Muncul masalah beberapa saat setelah mereka tiba di negeri Gajah Perang, mereka mulai berpikir bagaimana caranya mereka bisa meneruskan hidup dan makan di sana?
Jalan yang diambil mereka antara lain tidak sedikit dari mereka yang menjadi biksu. Â Mayoritas penduduk di negeri Gajah Perang itu memang beragama Buddha. Seorang biksu atau pendeta Buddha sangat dihormati.
Mereka bahkan mendapatkan sumbangan makan dan beberapa fasilitas lainnya dari para umatnya.
Sedangkan sebagian anggota Cakrabirawa lainnya ada yang langsung masuk ke hutan untuk mengolah lahan-lahan.
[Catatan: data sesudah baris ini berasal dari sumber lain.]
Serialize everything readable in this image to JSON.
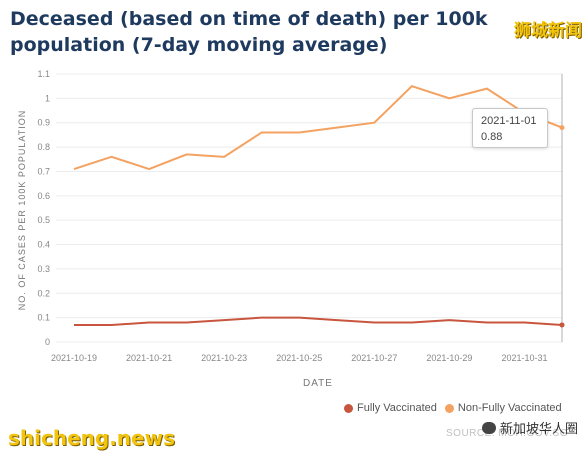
{
  "watermark_top": "狮城新闻",
  "watermark_bottom": "shicheng.news",
  "watermark_badge": "新加坡华人圈",
  "source": "SOURCE: MOH.GOV.SG",
  "tooltip": {
    "date": "2021-11-01",
    "value": "0.88"
  },
  "colors": {
    "fully": "#c8553d",
    "non_fully": "#f4a261",
    "title": "#1f3a5f",
    "cursor": "#b0b0b0"
  },
  "chart_data": {
    "type": "line",
    "title": "Deceased (based on time of death) per 100k population (7-day moving average)",
    "xlabel": "DATE",
    "ylabel": "NO. OF CASES PER 100K POPULATION",
    "ylim": [
      0,
      1.1
    ],
    "yticks": [
      "0",
      "0.1",
      "0.2",
      "0.3",
      "0.4",
      "0.5",
      "0.6",
      "0.7",
      "0.8",
      "0.9",
      "1",
      "1.1"
    ],
    "x": [
      "2021-10-19",
      "2021-10-20",
      "2021-10-21",
      "2021-10-22",
      "2021-10-23",
      "2021-10-24",
      "2021-10-25",
      "2021-10-26",
      "2021-10-27",
      "2021-10-28",
      "2021-10-29",
      "2021-10-30",
      "2021-10-31",
      "2021-11-01"
    ],
    "xticks": [
      "2021-10-19",
      "2021-10-21",
      "2021-10-23",
      "2021-10-25",
      "2021-10-27",
      "2021-10-29",
      "2021-10-31"
    ],
    "series": [
      {
        "name": "Fully Vaccinated",
        "values": [
          0.07,
          0.07,
          0.08,
          0.08,
          0.09,
          0.1,
          0.1,
          0.09,
          0.08,
          0.08,
          0.09,
          0.08,
          0.08,
          0.07
        ]
      },
      {
        "name": "Non-Fully Vaccinated",
        "values": [
          0.71,
          0.76,
          0.71,
          0.77,
          0.76,
          0.86,
          0.86,
          0.88,
          0.9,
          1.05,
          1.0,
          1.04,
          0.94,
          0.88
        ]
      }
    ],
    "legend_position": "bottom-right",
    "grid": true
  }
}
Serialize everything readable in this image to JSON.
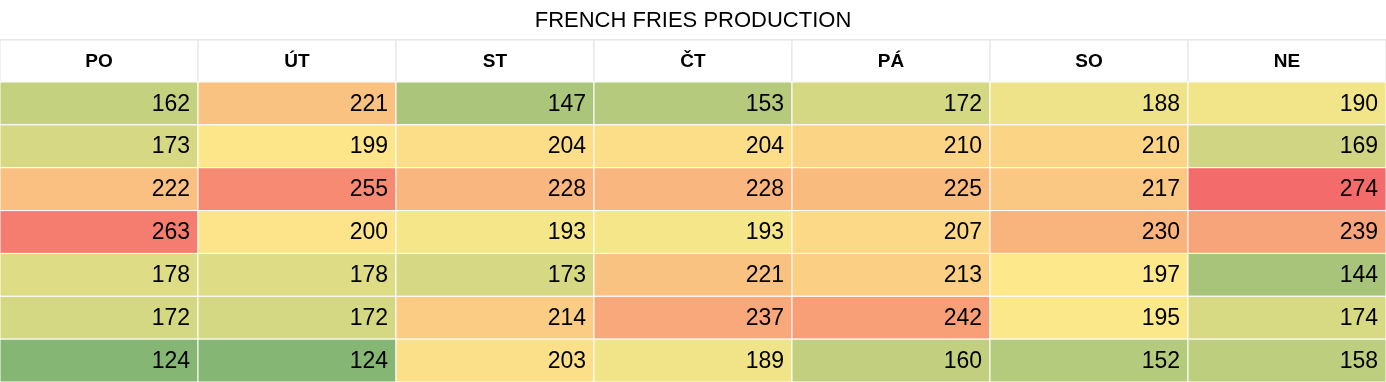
{
  "chart_data": {
    "type": "heatmap",
    "title": "FRENCH FRIES PRODUCTION",
    "categories": [
      "PO",
      "ÚT",
      "ST",
      "ČT",
      "PÁ",
      "SO",
      "NE"
    ],
    "y_categories": [
      null,
      null,
      null,
      null,
      null,
      null,
      null
    ],
    "cells": [
      [
        162,
        221,
        147,
        153,
        172,
        188,
        190
      ],
      [
        173,
        199,
        204,
        204,
        210,
        210,
        169
      ],
      [
        222,
        255,
        228,
        228,
        225,
        217,
        274
      ],
      [
        263,
        200,
        193,
        193,
        207,
        230,
        239
      ],
      [
        178,
        178,
        173,
        221,
        213,
        197,
        144
      ],
      [
        172,
        172,
        214,
        237,
        242,
        195,
        174
      ],
      [
        124,
        124,
        203,
        189,
        160,
        152,
        158
      ]
    ],
    "data_labels": true
  }
}
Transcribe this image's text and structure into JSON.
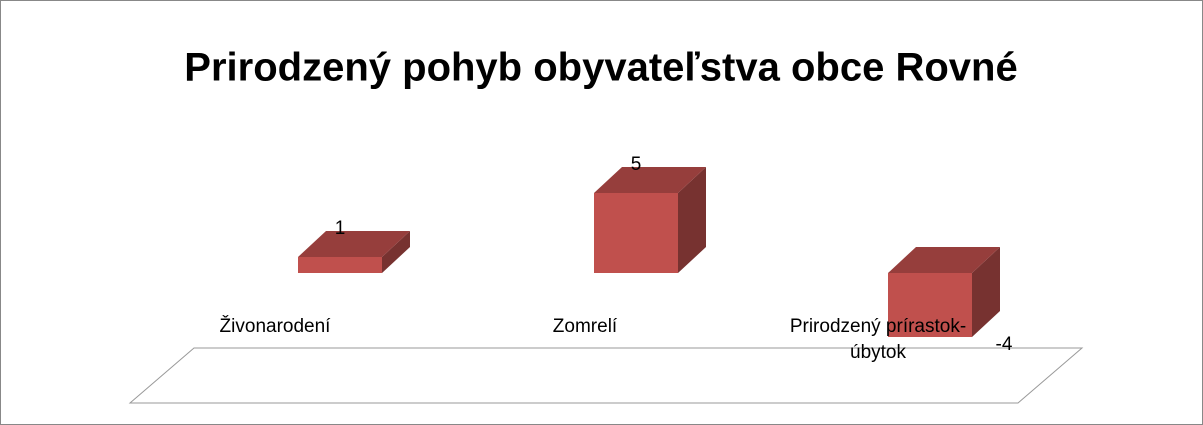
{
  "chart_data": {
    "type": "bar3d",
    "title": "Prirodzený pohyb obyvateľstva obce Rovné",
    "categories": [
      "Živonarodení",
      "Zomrelí",
      "Prirodzený prírastok-úbytok"
    ],
    "values": [
      1,
      5,
      -4
    ],
    "color": "#c0504d"
  }
}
Secara kebetulan, regulasi pada tahun 1970-an di sana, mengolah lahan-lahan di hutan gratis, alias tidak dipungut biaya.
Dan enaknya lagi, lahan yang dibuka dan diolah itu nantinya bisa menjadi milik yang mengolahnya.
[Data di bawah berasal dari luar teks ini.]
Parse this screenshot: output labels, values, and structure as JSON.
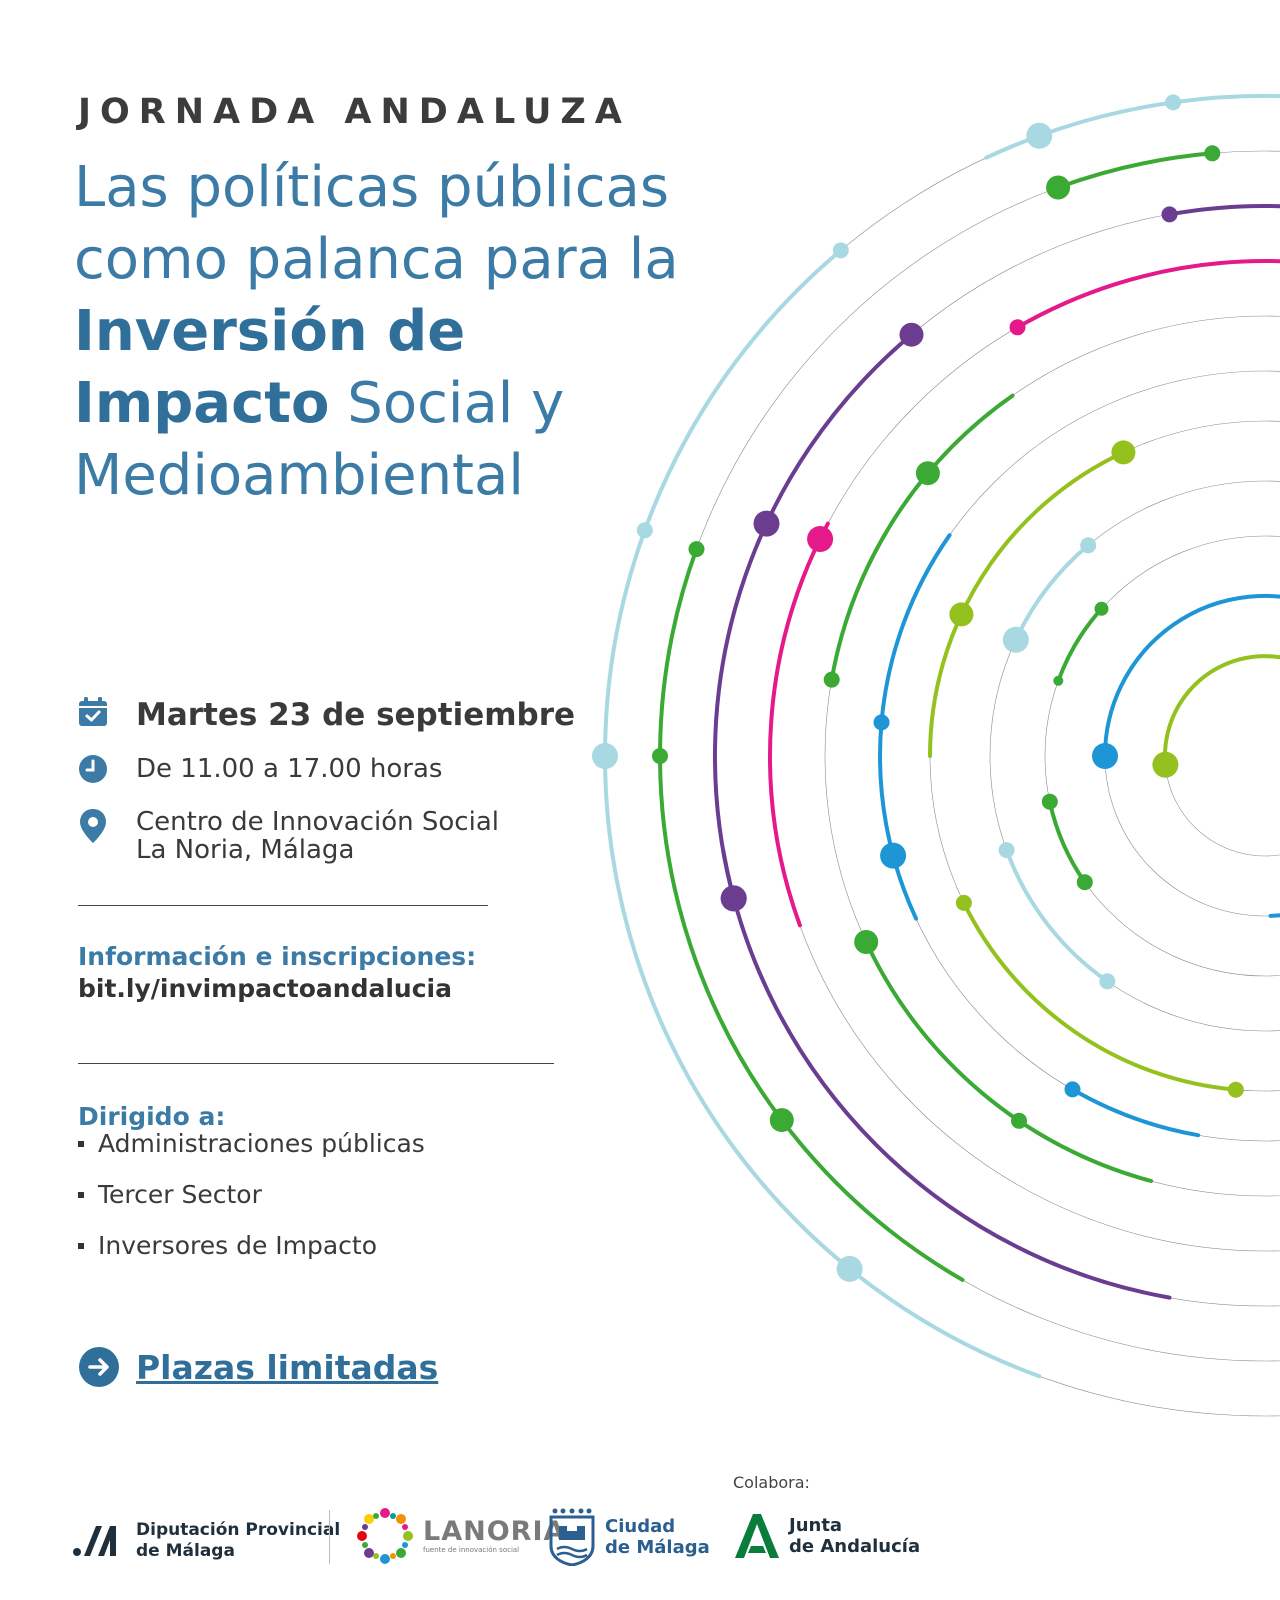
{
  "header": {
    "kicker": "JORNADA ANDALUZA",
    "title_lines": {
      "line1": "Las políticas públicas",
      "line2": "como palanca para la",
      "line3_bold": "Inversión de",
      "line4_bold": "Impacto",
      "line4_rest": " Social y",
      "line5": "Medioambiental"
    }
  },
  "event": {
    "date": "Martes 23 de septiembre",
    "time": "De 11.00 a 17.00 horas",
    "place_line1": "Centro de Innovación Social",
    "place_line2": "La Noria, Málaga",
    "icons": [
      "calendar-icon",
      "clock-icon",
      "location-pin-icon"
    ]
  },
  "registration": {
    "label": "Información e inscripciones:",
    "link": "bit.ly/invimpactoandalucia"
  },
  "audience": {
    "label": "Dirigido a:",
    "items": [
      "Administraciones públicas",
      "Tercer Sector",
      "Inversores de Impacto"
    ]
  },
  "cta": {
    "label": "Plazas limitadas",
    "icon": "arrow-right-circle-icon"
  },
  "footer": {
    "collab_label": "Colabora:",
    "logos": {
      "diputacion": {
        "line1": "Diputación Provincial",
        "line2": "de Málaga"
      },
      "noria": {
        "word": "LANORIA",
        "sub": "fuente de innovación social"
      },
      "ciudad": {
        "line1": "Ciudad",
        "line2": "de Málaga"
      },
      "junta": {
        "line1": "Junta",
        "line2": "de Andalucía"
      }
    }
  },
  "colors": {
    "title_blue": "#3b7ba5",
    "light_blue": "#a8d8e2",
    "green": "#3aaa35",
    "purple": "#6a3d91",
    "magenta": "#e5198a",
    "blue": "#1e96d6",
    "lime": "#95c11f"
  }
}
Banyak di antara pasukan Cakrabirawa itu yang menikah dengan wanita-wanita Thailand setempat. Bahkan mereka yang masih hidup kini telah menjadi petani yang sukses dan mempunyai lahan yang luas.
Umumnya mereka sangat ingin merahasiakan jati diri mereka sebagai mantan pasukan Cakrabirawa jika secara kebetulan mereka bertemu dengan orang-orang Indonesia yang melawat ke negeri Gajah Perang itu.
Namun mereka yang berasal Jawa terkadang memiliki hasrat menggebi untuk ngomong Bahasa Jawa dengan orang-orang Indonesia dari Jawa yang datang ke negeri Gajah Perang.
Beberapa orang mantan resimen Cakrabirawa yang tersebar di Thailand yang sudah tua sudah meninggal. Sedangkan mereka yang masih hidup kadang-kadang mereka berkumpul untuk membahas perkembangan situasi sosial politik di negara asalnya Indonesia.
Kendati demikian, mereka memiliki satu prinsip bahwa mereka tidak akan pulang ke Indonesia.